Annie’s Book Stop of Worcester is very happy to shine our Friday spotlight on Romance author Julie Garwood. With more than 35 million books in print and 27 New York Times bestsellers, Julie Garwood has clearly earned a position among America’s favorite fiction writers. Her reputation as a masterful storyteller is solidly founded in her ability to deliver stories with appealing characters and powerful emotions. Readers claim that it’s the humor as well as the poignancy of her novels that keep them laughing, crying and thoroughly entertained.
Born and raised in Kansas City, Missouri, Ms. Garwood attributes much of her success to growing up in a large family of Irish heritage. “The Irish are great storytellers who relish getting all the details and nuances of every situation. Add in the fact that I was the sixth of seven children. Early in life I learned that self-expression had to be forceful, imaginative, and quick,” says Ms. Garwood.
Ms. Garwood began her writing career when the youngest of her three children entered school. After the publications of two young adult books, she turned her talents to historical fiction. Her first novel, Gentle Warrior, was published by Pocket Books in 1985. Today her name appears regularly on the bestseller lists of every major publication in the country, and her books are translated into dozens of languages around the world. Her bestselling novel For the Roses was adapted for the Hallmark Hall of Fame television movie Rose Hill.
Ms. Garwood lives in Leawood, Kansas, and is currently working on her next novel.
We asked Julie where people can find her work (Besides Annie’s Book Stop of Worcester –though they should totally check here first!)
My books are in most bookstores and online. They’re also available as audio books, and they have been translated into dozens of languages around the world.
How can we follow your work and share your awesomeness?
For readers unfamiliar with your work, how would you describe what you write? What can readers expect from Wired?
I began my career writing historical romance, but in the last several years I’ve been writing contemporary romantic suspense novels. I’ve loved both. Though they’re different genres, you’ll find similar subjects in my stories. I like to create plots where characters face a problem or a bad situation that they have to overcome through their own wit and determination. My themes are pretty consistent: family bonds, loyalty, love. I also try to add in a good dash of humor. In Wired, the same themes are there, but there’s a twist in the family connections. The heroine’s parents are deceased, and the aunt and uncle who raised her are pretty despicable people. Nevertheless, she does her best to be a good and loyal niece. In the end, she learns that loyalty has to be earned.
What was the inspiration for Wired? What were the steps you took to bring it from initial inspiration to the finished book?
On the news there had been several accounts of hackers and computer theft, and I thought the idea of computer crime would make a good jumping off point for a book. Most of my stories begin with one scene that plays out in my mind. In the case of Wired, I saw a young woman sitting in a coffee shop working on her laptop when a television newscast catches her attention.

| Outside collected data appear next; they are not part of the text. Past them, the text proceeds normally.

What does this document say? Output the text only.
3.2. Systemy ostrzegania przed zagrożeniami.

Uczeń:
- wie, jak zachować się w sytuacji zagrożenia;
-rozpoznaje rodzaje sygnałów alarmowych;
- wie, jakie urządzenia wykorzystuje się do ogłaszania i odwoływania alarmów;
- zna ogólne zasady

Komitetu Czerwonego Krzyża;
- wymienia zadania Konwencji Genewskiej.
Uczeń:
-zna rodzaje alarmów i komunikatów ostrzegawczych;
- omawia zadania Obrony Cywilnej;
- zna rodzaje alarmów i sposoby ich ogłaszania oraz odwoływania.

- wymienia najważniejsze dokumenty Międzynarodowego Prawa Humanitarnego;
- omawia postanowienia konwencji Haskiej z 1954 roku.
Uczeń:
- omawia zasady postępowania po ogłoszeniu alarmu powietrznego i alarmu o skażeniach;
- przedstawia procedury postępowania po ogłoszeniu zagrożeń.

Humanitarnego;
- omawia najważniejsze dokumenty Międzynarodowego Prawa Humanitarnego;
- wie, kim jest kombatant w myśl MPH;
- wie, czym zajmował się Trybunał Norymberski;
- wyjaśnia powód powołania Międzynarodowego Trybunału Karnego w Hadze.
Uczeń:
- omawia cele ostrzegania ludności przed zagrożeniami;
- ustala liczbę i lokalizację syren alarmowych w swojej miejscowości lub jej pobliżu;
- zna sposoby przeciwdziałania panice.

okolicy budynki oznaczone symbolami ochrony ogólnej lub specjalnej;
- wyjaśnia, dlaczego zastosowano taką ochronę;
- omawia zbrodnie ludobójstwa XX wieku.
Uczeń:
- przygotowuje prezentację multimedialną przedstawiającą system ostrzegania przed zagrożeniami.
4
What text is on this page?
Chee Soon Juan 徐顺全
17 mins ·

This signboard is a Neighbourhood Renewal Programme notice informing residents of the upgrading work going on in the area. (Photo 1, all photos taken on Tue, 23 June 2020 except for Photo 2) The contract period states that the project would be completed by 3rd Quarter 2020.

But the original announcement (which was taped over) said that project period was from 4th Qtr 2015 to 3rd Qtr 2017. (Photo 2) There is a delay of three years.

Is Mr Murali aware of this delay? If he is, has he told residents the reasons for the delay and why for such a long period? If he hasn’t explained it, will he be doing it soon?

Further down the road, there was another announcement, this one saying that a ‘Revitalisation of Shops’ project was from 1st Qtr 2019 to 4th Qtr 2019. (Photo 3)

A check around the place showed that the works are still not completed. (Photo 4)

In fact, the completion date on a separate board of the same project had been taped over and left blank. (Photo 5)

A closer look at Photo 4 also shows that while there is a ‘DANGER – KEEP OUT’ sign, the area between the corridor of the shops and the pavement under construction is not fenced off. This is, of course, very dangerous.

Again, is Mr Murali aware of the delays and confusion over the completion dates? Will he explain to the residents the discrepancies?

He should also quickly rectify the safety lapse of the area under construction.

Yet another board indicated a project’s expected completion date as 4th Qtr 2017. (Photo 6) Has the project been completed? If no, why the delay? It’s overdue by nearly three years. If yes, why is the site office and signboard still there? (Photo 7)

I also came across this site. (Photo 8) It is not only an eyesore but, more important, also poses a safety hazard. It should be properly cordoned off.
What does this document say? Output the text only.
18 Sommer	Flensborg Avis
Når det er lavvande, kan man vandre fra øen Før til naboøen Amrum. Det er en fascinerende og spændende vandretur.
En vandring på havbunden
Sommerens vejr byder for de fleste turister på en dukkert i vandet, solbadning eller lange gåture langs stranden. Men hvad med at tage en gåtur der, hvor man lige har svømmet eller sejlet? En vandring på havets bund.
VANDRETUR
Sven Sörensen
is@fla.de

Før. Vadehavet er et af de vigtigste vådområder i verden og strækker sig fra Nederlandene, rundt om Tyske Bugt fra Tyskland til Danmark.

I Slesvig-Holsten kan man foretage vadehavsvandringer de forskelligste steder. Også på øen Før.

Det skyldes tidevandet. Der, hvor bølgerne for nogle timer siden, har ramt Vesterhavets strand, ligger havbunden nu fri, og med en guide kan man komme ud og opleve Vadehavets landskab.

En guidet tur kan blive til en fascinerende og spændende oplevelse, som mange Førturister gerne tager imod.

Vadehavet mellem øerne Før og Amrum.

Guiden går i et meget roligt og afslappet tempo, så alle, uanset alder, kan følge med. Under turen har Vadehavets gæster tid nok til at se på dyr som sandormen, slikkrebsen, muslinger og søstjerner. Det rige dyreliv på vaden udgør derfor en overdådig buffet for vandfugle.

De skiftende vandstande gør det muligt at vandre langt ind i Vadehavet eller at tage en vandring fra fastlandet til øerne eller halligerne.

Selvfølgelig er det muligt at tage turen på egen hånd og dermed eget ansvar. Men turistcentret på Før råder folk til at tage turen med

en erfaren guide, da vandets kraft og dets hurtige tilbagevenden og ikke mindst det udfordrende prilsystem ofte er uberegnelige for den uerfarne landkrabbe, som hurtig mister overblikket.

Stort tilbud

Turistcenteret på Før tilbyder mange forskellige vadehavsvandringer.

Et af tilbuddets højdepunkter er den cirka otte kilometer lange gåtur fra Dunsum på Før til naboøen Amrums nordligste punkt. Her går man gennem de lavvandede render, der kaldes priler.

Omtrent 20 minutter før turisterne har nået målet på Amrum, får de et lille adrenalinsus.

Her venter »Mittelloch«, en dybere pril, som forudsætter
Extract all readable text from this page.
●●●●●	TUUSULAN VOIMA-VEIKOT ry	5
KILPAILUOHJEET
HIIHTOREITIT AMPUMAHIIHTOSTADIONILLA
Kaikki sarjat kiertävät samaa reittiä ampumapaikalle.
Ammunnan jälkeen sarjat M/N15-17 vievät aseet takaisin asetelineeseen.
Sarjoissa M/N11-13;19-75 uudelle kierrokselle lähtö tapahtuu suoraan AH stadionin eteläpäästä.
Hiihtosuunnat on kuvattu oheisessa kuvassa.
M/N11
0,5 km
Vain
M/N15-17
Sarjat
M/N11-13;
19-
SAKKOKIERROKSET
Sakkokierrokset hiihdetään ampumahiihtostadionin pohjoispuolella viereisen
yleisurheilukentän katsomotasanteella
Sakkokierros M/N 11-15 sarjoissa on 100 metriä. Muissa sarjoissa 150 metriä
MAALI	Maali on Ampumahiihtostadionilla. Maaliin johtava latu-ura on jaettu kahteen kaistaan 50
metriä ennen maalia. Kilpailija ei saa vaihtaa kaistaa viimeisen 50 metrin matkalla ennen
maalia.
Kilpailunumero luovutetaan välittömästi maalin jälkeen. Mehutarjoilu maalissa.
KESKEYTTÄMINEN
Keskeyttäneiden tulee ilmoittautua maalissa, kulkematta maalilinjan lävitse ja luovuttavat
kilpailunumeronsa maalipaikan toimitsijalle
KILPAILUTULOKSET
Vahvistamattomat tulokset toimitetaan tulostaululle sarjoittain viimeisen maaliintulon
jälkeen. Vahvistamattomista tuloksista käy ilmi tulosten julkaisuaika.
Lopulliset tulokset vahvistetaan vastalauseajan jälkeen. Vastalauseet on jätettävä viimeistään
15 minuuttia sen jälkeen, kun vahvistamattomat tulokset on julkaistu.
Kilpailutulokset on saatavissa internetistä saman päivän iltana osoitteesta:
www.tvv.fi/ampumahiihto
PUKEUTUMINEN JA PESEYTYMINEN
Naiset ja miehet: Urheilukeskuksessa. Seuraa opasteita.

The reporter tells of a group of elderly people who have been robbed of their savings by a computer hacker. The young woman is outraged for the victims, and since she knows she has the skill to help, she decides to take action.
From that single scene characters began to take shape and the story unfolded. I had to find out who she was, what challenges she was facing, and of course, who she would meet along the way that would win her heart.
What draws you to the particular genre or style that you write? What do you think draws readers to these kinds of books?
By far, I think the biggest draw to any category of romance novels is the happy ending. Anywhere you look today, you can find bad news. When I write my books, I can create my own reality where the good guy wins and the bad guy gets what’s coming to him.
What piece of advice would you want to share with other writers?
When aspiring writers ask me for advice, I tell them three things. First, write what you enjoy and have fun with it. If you’re not loving the process, it will show. Second, let your voice come through. Readers will take the journey with you if they can hear you telling them the story. Third, set aside some time each and every day to write. It takes discipline to finish a book, and routine will help with that. When I began, my children were young, and the only quiet time I had was early in the morning before they got up. That was my writing time.
How important has the New England setting been to your writing?
I live in the Midwest, but since I love Boston, I made it the setting for Wired. It’s also the setting for the book I’m working on now. The title is Grace Under Fire, and I hope to have it out in a few months.
Thanks so much for taking the time out of your busy day to be with us today, Julie! Perhaps if you come to Boston you can drop by our store – We’re about an hour away!